The Mod.35 opted for a more conventional belt feed, air-cooling, rechambering for the 8x59mm RB Breda. Also, the machine gun was prone to the cook-off of the chambered rounds during the pauses of firing.

The gun has an overall length of 1650 mm, including its 650 mm barrel. Unloaded, the gun weighs 17.8 kg, while the tripod weighed 23 kg.
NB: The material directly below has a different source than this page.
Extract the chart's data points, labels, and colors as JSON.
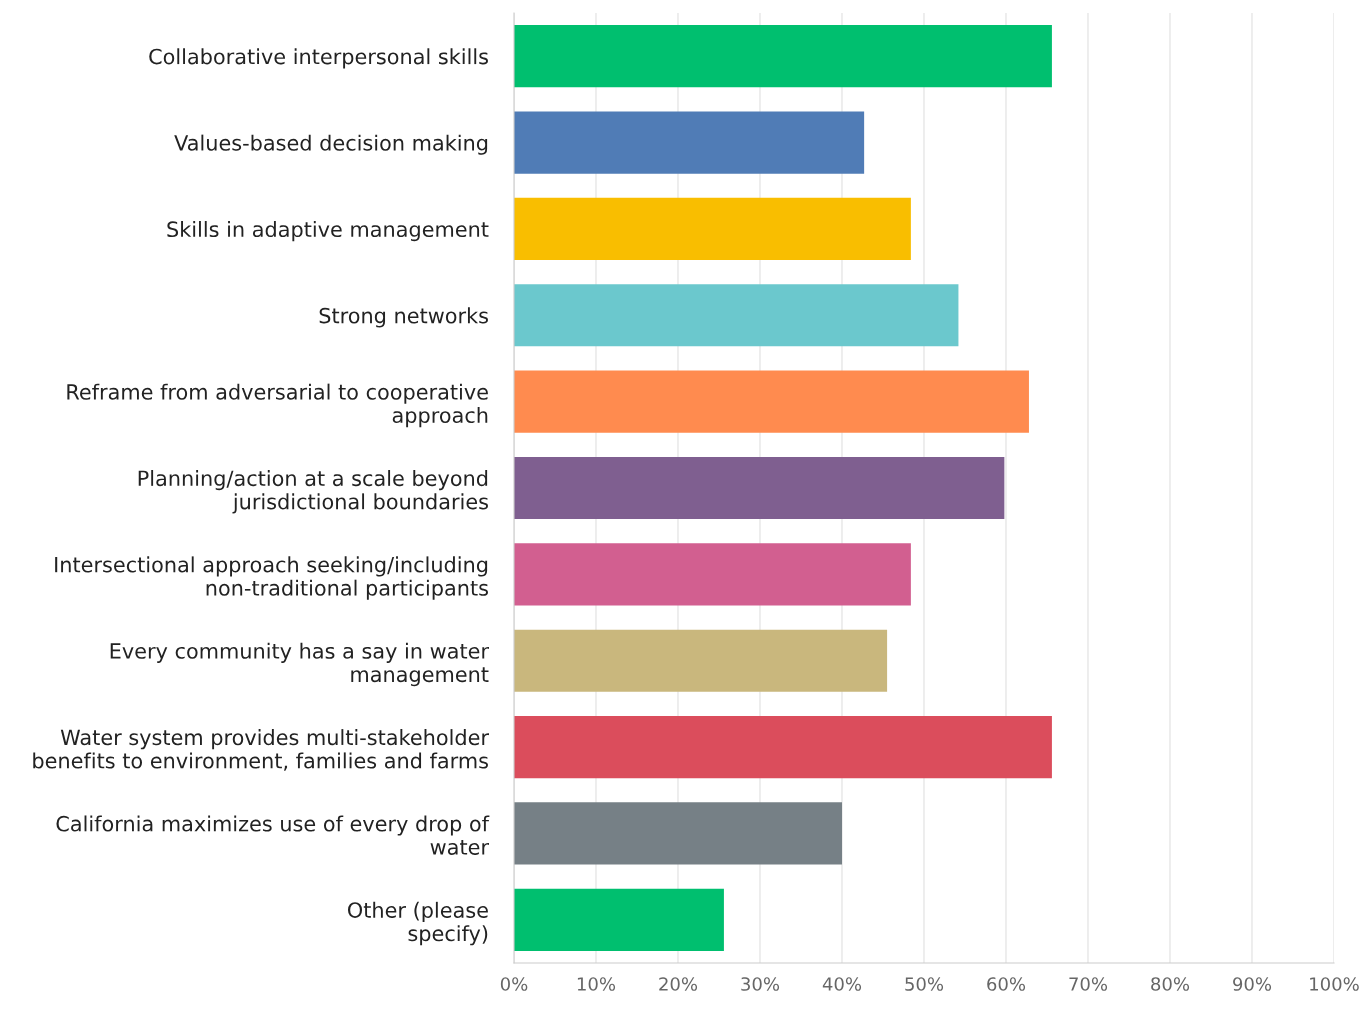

Like the Mod.14, the Mod.35 is a complete weapon system made up of the machine gun unit, the tripod mounting assembly and ammunition supply, and therefore required a multi-person crew to operate.

The rechambering to the 8mm calibre and the adoption of a belt feed succeeded in improving both the stopping power and the rate of fire of the machine-gun; however, it reportedly suffered from jammings rather often.

There is unsubstantiated data (frequently reported in English-language texts and websites) about the Mod.35 using an integrated oil pump to lube the ammo, and that such device was inherited by the previous Fiat Mod.14. Such a device was never implemented in either machinegun, but it was recommended in the gun manuals to slightly lube each round before inserting it in the Mod.14 box magazine or in the Mod.35 belts, in order to facilitate extraction and cycling.

==Use on vehicles==
- Lancia 1ZM
 Installed on some units to replace the previous Fiat Mod.14.
- Fiat-Terni Tripoli
 Installed for a short time to replace the previous Fiat Mod.14.
- Fiat 3000
 Installed in a twin mount to replace the previous SIA Mod.18.
- CV 33
 Installed in a twin mount to replace the previous Fiat Mod.14 Avio.
- CV 35
 Installed in a twin mount.
- Fiat 1100 C.M.
 Installed in a twin anti-aircraft mount.
- T17E1 Staghound
 On the Staghounds used by the Italian Police the Browning M1919 placed in the hull was replaced with a Fiat Mod.35.